Как понятие «суверенизма» путешествует во времени и пространстве
Прокремлевские пропагандистские СМИ очень внимательно прислушиваются к аудитории, анализируя свои результаты, влияние и достижения. Можно даже сказать, что ложь требует от источника информации больше, чем неотступная правда. Факты остаются фактами, нравятся они нам или нет. А ложь должна быть приятной, привлекательной, манящей.
Процесс дезинформации – это диалог, в котором лжец тщательно подстраивается под ценности аудитории, подбирая понятия, идеи, множа сообщения и одевая откровенную ложь в маскирующие одежды полуправды и вырванных из контекста фактов.
Примером такого диалога является понятие «суверенизма», недавно появившееся в европейской политической терминологии. Скорее всего, термин появился в английском языке в контексте движения за независимость канадской провинции Квебек «Mouvement souverainiste du Québec» в 1960-х годах.
В терминологию ЕС термин вошел в начале 2000-х годов. В этом контексте он стал частью постоянных дискуссий между «федералистами» и «юнионистами». Понятие «суверенизма» тесно связано с именем Анри Гино, советника бывшего президента Франции Николя Саркози, который высказывался за укрепление национальных интересов Франции и против усиления интеграции ЕС.
Слово «суверенизм/суверенист» появляется в русском языке примерно тогда же. Российский философ-националист Александр Дугин употребил его в 2005 году в комментарии к Французскому референдуму по Конституции Европейского Союза. Дугин употребляет термин для описания оппозиции евро-атлантическому процессу под эгидой Вашингтона. Оппозиция Франции и Германии против военных действий США в Ираке, по мнению Дугина, продемонстрировала коллапс евро-атлантического прогресса и дала России шанс улучшить геополитическую позицию.
Термин в России сросся с идеей постановки «суверенных» интересов России на первый план, пренебрегая международным сотрудничеством, интеграцией в систему коллективной безопасности Европы и так далее.
Владислав Сурков использовал понятие суверенности в качестве основополагающего элемента описания российской национальной идеи. Со временем появилось понятие «суверенной демократии» – демократии, определяющейся не традиционными демократическими ценностями, а традициями российской национальной суверенности. Сурков вернул идею политической системы, превосходящей понятие европейской демократии, в которой подчеркивалась неотъемлемая способность Правителя понимать нужды народа и откликаться на них.
Болгарский политолог Иван Крастев использовал термин «суверенист» в описании кремлевской идеологии, показывая ее связь с такими европейскими политическими мыслителями как Франсуа Гизо (1787 – 1874) и Карл Шмитт (1888 – 1985). По мнению Крастева, Сурков, вслед за Гизо, определяет «суверенность» как «консенсус ответственных национальных элит».

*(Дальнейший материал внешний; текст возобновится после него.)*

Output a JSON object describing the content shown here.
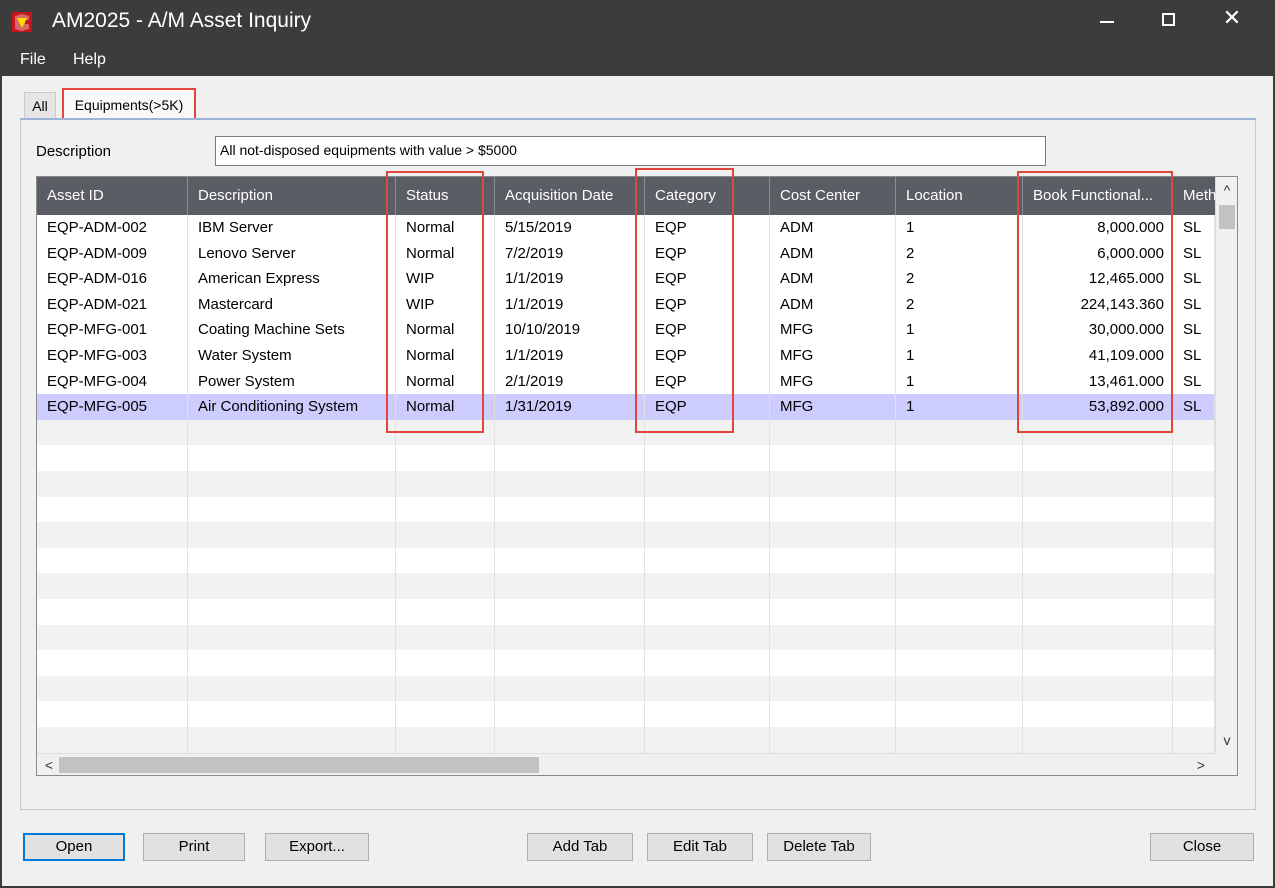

Перепрыгивая с континента на континент, понятие «суверенист» приобрело новые значения со времен появления в Канаде. Изначально оно воплощало идею национальной независимости, в данном случае, Квебека. В Европе оно теперь связано с идеей оппозиции «глобализму», «Новому мировому порядку», «глубинному государству» и так далее.
Это слово, ранее достаточно редкое в европейском политическом дискурсе, стало теперь повседневным, используемым в теледебатах и политической рекламе.
Эта идея присутствует и в опубликованном ранее в этом году материале Владимира Суркова, в которой он описывает уникальную способность Президента России понимать, слышать и откликаться на нужды народа. Его покровитель недавно лично высказал свое понимание демократии. Путин противопоставляет либеральной демократии идею традиционных ценностей, присущих суверенности: «…сама эта идея [либерализма] себя изжила, и она вступила в противоречие с интересами подавляющего большинства населения». Путин далее добавил: «…традиционные ценности стабильнее, важнее для миллионов людей, чем эта либеральная идея, которая, на мой взгляд, прекращает свое существование, действительно».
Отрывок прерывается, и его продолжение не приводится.